Entonces, San Salvador (en el cayo de las Bahamas como primer destino), Río de Mares, Río de Luna y otros pintorescos nombres dados por el descubridor a nuestra incipiente geografía, seguirían siendo aún habitados por gente aborigen. O según las circunstancias del desarrollo tecnológico, el encuentro de América —que ya no sería conocida por ese nombre— con el Viejo Mundo, se habría producido decenas o cientos de años posteriores y otra totalmente fuera la historia. Y por mucho tiempo aún, los hombres del lado de allá se hubieran perdido el privilegio de contar con los tesoros que el lado de acá les proporcionó, y no precisamente en la forma de riquezas que ellos buscaban. Otros tesoros como cacao, maíz, papa, tomate, ají, aguacate, calabaza, yuca, boniato o diversas frutas, enriquecieron rotundamente la gastronomía universal a partir de aquel momento. Mención aparte para el tabaco que abrió una inconmensurable caja de riquezas y ejerció su influencia a escala planetaria.

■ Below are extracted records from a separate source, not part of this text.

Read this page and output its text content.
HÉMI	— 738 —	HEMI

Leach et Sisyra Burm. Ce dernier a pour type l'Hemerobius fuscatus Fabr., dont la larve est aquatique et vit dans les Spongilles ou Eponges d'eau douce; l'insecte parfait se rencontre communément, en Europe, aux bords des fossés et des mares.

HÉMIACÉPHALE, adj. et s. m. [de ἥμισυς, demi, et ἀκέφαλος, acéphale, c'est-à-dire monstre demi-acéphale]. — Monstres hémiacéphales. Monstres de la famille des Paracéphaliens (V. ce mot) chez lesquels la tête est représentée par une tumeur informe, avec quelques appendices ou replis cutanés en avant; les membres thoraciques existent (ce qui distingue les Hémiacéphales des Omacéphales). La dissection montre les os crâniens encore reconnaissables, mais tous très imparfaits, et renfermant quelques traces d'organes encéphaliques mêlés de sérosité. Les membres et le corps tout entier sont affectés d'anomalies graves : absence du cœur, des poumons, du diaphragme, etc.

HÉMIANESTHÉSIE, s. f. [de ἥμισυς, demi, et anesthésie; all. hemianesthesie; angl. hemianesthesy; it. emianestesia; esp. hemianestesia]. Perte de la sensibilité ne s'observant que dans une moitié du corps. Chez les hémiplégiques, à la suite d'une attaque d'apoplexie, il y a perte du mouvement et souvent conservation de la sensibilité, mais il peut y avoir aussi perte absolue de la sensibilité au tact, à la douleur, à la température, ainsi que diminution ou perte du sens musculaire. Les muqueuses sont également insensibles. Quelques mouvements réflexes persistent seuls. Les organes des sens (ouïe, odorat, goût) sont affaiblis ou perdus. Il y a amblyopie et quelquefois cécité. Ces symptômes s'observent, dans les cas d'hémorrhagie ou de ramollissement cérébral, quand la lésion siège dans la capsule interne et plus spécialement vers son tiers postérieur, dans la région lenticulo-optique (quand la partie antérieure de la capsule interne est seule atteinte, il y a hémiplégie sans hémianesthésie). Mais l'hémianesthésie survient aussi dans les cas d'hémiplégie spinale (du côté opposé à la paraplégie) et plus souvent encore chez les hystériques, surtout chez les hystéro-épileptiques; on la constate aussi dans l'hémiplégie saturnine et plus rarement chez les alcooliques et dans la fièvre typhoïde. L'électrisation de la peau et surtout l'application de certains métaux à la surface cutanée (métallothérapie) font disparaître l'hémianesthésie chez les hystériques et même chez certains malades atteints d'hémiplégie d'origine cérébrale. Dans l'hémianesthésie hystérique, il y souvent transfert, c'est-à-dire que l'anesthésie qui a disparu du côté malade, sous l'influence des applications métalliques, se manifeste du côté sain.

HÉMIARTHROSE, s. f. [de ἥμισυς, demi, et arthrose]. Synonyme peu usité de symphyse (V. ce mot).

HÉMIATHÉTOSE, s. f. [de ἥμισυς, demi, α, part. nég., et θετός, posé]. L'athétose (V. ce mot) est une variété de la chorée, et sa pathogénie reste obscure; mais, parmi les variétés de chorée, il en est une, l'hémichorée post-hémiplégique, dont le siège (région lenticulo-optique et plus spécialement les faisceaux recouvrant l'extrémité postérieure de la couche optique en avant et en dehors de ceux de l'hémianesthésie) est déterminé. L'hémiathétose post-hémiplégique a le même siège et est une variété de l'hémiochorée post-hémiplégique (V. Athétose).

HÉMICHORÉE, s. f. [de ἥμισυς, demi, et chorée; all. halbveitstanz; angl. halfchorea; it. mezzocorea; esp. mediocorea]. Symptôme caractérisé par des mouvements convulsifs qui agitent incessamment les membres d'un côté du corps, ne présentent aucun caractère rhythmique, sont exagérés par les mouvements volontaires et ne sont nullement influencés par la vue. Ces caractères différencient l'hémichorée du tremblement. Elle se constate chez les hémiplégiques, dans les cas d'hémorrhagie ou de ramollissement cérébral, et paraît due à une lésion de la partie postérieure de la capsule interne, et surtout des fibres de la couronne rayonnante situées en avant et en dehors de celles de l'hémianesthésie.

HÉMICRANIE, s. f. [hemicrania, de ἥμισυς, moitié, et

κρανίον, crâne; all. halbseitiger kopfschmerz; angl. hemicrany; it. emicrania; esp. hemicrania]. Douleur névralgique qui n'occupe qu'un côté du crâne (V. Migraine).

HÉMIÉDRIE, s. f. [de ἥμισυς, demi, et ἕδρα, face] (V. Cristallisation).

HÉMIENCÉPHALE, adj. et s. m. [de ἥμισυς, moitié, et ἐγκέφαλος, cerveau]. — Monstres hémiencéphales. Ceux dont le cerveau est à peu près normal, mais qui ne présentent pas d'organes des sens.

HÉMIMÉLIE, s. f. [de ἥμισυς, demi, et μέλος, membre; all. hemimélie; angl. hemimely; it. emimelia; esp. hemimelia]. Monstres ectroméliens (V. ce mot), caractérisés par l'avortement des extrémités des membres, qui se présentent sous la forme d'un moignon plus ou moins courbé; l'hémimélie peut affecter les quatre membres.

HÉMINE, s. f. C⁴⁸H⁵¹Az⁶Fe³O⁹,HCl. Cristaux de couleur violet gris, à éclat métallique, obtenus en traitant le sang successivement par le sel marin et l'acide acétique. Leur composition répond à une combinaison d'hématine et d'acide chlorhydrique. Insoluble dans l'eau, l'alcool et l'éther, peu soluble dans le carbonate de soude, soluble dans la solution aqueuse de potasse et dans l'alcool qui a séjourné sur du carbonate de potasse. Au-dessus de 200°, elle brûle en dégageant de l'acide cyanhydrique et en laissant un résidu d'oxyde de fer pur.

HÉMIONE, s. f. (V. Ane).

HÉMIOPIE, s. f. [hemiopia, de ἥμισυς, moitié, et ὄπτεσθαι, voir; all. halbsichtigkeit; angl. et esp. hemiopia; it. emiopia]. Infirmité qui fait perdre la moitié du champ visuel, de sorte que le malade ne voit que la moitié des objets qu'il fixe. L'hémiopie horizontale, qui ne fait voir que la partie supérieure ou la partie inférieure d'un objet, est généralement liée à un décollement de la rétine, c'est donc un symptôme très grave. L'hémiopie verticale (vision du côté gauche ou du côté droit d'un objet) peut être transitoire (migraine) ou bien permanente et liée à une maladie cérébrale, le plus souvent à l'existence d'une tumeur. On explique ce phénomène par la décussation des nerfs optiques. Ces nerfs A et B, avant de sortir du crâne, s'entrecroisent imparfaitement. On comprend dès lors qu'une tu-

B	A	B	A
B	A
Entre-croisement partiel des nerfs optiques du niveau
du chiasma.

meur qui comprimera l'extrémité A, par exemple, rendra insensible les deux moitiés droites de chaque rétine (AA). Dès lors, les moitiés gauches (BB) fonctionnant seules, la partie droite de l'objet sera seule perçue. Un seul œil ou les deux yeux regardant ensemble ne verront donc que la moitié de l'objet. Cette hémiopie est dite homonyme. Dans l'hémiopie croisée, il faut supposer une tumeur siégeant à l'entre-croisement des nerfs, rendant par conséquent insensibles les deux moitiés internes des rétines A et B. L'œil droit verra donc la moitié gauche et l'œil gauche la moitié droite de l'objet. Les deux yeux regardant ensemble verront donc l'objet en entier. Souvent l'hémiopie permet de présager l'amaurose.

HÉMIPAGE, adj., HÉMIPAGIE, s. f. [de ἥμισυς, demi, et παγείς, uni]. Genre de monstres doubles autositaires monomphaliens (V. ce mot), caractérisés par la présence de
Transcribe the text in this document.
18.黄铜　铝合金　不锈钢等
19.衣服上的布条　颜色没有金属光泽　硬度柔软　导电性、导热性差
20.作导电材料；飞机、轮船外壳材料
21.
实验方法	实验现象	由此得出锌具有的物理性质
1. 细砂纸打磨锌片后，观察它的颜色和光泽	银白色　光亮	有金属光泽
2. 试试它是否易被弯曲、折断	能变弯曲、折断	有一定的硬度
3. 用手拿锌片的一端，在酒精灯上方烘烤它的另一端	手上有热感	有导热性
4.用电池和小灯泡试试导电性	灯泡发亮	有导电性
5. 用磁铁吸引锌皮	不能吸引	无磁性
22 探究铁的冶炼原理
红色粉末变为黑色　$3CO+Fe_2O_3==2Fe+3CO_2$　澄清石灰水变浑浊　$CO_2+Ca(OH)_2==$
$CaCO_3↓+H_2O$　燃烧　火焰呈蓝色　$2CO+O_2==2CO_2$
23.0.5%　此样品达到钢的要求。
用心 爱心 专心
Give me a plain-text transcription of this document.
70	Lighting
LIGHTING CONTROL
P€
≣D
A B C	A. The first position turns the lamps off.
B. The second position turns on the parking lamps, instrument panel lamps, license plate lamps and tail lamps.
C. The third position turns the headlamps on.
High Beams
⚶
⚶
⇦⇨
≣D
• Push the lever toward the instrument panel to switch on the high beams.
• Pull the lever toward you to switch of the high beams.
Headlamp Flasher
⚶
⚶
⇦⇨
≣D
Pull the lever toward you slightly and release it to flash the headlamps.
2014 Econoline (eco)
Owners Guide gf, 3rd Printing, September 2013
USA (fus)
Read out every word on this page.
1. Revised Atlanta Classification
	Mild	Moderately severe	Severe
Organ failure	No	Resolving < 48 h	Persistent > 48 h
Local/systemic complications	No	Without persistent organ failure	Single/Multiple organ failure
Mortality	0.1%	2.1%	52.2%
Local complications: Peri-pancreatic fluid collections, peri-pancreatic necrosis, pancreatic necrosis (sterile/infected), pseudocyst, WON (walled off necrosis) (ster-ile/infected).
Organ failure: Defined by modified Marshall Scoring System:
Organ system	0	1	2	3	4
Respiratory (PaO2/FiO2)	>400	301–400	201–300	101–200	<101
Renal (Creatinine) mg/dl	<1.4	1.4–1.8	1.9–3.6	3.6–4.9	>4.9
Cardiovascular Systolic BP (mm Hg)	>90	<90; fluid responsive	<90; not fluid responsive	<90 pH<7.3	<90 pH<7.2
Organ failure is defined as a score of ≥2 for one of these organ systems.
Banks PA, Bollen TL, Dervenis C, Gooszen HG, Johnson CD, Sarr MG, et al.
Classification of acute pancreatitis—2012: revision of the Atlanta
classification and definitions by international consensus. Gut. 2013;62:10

Aquilatando el suceso en sí y la gratitud al abracadabra del viento fundador —que bautizara Fernando G. Campoamor— no dudamos en ser sus deudores y permitirnos continuar soñando, fantaseando, ideando, e incluso, dando vida a seres que en el papel de indecibles cronistas, nos lleven obligadamente de la mano para contar, e interpretar, de la manera más verídica y rigurosa, aspectos mundanos o extraordinarios que lo mismo han acontecido a lo largo de toda Cuba, o puntualmente, en La Habana de siempre.

Los inicios

Asido a las frondosas ramas del robusto ceibo, el añejo duende aborigen de nombre desconocido, se encontraba sumido en reflexiones cotidianas cuando los vio. Era una pequeña partida de seres extraños que de manera trabajosa se acercaban pegados a la costa de la ancha bahía. A pesar de sus indumentarias impropias para el cálido clima del trópico, sus luengas barbas y las varas que sin pasar mucho tiempo conocería que vomitaban fuego, no se alarmó tanto como los curiosos habitantes nativos de poblados circundantes que hacía pocas jornadas merodeaban por la zona. Acostumbrado a exotismos y rarezas, no le pasó por la mente que aquellos sujetos sorprendentes, quienes rompían la fragilidad del idílico entorno antillano de principios del siglo xvi, fueran de otro mundo.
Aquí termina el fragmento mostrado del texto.